Vallone, 77, was ordained 52 years ago, as the church was trying to put the reforms of Vatican II into practice. Those reforms attempted to meet people where they were — offering Mass in the language they spoke, making the church more welcoming to people of other faith traditions.

Retired since 2018, Vallone said Francis cared about each person — and not how each person was described or described themselves.

Francis cared less about making doctrinal or structural changes and more about finding ways to lead people toward salvation, Vallone said. He was “concerned more about nouns than adjectives.”

“If some people were not satisfied with that, there were at least large groups of people who were comforted by that,” Vallone said.

Sue Kerr, an advocate for the LGBTQ community, was among the people not satisfied. To her, Pope Francis didn’t go far enough.

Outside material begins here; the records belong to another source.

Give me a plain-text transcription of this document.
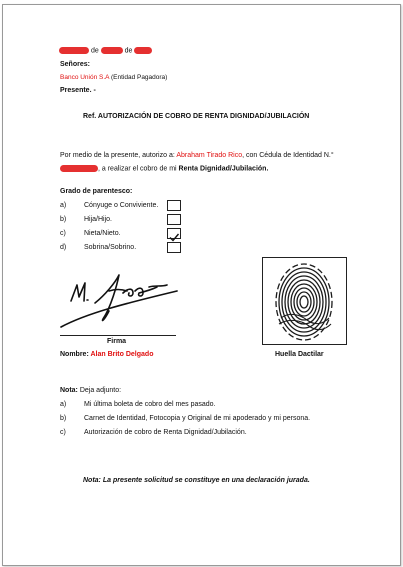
de	de
Señores:
Banco Unión S.A (Entidad Pagadora)
Presente. -
Ref. AUTORIZACIÓN DE COBRO DE RENTA DIGNIDAD/JUBILACIÓN
Por medio de la presente, autorizo a: Abraham Tirado Rico, con Cédula de Identidad N.°
, a realizar el cobro de mi Renta Dignidad/Jubilación.
Grado de parentesco:
a)	Cónyuge o Conviviente.
b)	Hija/Hijo.
c)	Nieta/Nieto.
d)	Sobrina/Sobrino.
Firma
Nombre: Alan Brito Delgado	Huella Dactilar
Nota: Deja adjunto:
a)	Mi última boleta de cobro del mes pasado.
b)	Carnet de Identidad, Fotocopia y Original de mi apoderado y mi persona.
c)	Autorización de cobro de Renta Dignidad/Jubilación.
Nota: La presente solicitud se constituye en una declaración jurada.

“Somewhere there’s a kid hating themselves because of what Christianity tells them,” said Kerr, who runs the blog PGH Lesbian Correspondents. “What would the pope say to that kid?”

Kerr was raised Catholic and once worked as a lay missionary.

“I think that maybe as an individual person, he seems like a decent guy. But I also think his legacy can’t just be on whether he was a nice guy. He was in charge,” Kerr said. “He wasn’t just some rando monk that everyone loved. I don’t think the church has changed much. We deserve better. We deserve more.”

She’s fearful of who will be chosen to replace Francis, she said.

“Did Francis create the kind of change that will be lasting and systemic? Did he do enough to protect us?” Kerr asked. “My concern is the church is going to swing to a much more conservative pope.”

Being the faith leader of 1.7 billion people — nearly 18% of humanity — is a daunting task, the Rev. Liddy Barlow said. She’s executive minister of Christian Associates of Southwest Pennsylvania, a multidenominational group in the region.

Barlow appreciates the expanded role that Francis gave to women in the church. He didn’t move to allow ordination of women to the priesthood, but he placed women in positions of more power than other pontificates.

He willingly listened to people with opposing views, she said.

“Pope Francis saw people as people, he didn’t see any group of people as just a headline or a monolith,” Barlow said. “Our lives are always more complicated than a simple slogan might have them appear. He found ways, authentically, to stay true to the doctrine of the Catholic Church while also recognizing people’s humanity.”

Francis is among the popes who have led the Roman Catholic Church in the 21st century, alongside St. John Paul II and Benedict XVI, who resigned in 2013 to make way for Francis. Benedict died in 2022.

John Paul and Benedict were both “the smartest people in the room” when they were chosen, in Vallone’s estimation.

Francis was not, Vallone said, but he was the wisest.

“His wisdom was divine wisdom,” Vallone said.